= H. K. Mulford Company =

Pharmaceutical company in Pennsylvania, United States

The H. K. Mulford Company was a pharmaceutical company founded in Philadelphia, Pennsylvania. The company was founded in the late 1880s by Henry K. Mulford after his purchase of the Old Simes drugstore at 18th and Market Streets. The company was purchased by Sharp & Dohme Corp in 1929.

==History==

Henry Kendall Mulford (October 10, 1866 – October 15, 1937) was a graduate of the Philadelphia College of Pharmacy. Soon after purchasing the Old Simes retail pharmacy store, Mulford began producing and selling pharmaceutical preparations. In 1889, he received financial investment to expand operations from Milton Campbell. In 1891, Campbell became president of the company, with Mulford vice president. Milton patented a compressed tablet machine. By 1892 the company had two laboratories, a field office in Chicago, and produced 800 different products.
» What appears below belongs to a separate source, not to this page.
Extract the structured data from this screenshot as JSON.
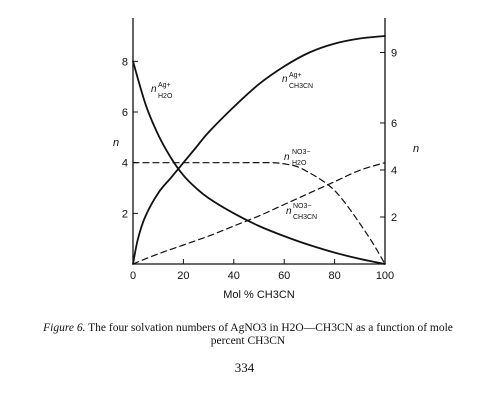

The company opened a laboratory in Glenolden, Pennsylvania, in 1894 for the production of a diphtheria antitoxin. In 1895, it became the first commercial producer of diphtheria antitoxin in the United States. The company augmented its scientific research with staff and partnerships from the University of Pennsylvania's medical and veterinary departments.

In 1909, the company opened a branch in San Francisco, California.

By 1920, the company employed about one thousand employees and had 52 buildings on a 200-acre property in Glenolden and Folcroft, Pennsylvania. The company property was surrounded by pastures for horses and cows which were needed to produce serum and antitoxins. The company also grew gardens of plants for research and products, including acres of the purple foxglove flower for the heart medicine digitalis.

In 1929, the company merged with Sharp & Dohme Corp. At the time, H. K. Mulford company produced many human and veterinary medicines, including a smallpox vaccine, the rabies vaccine, and antivenin.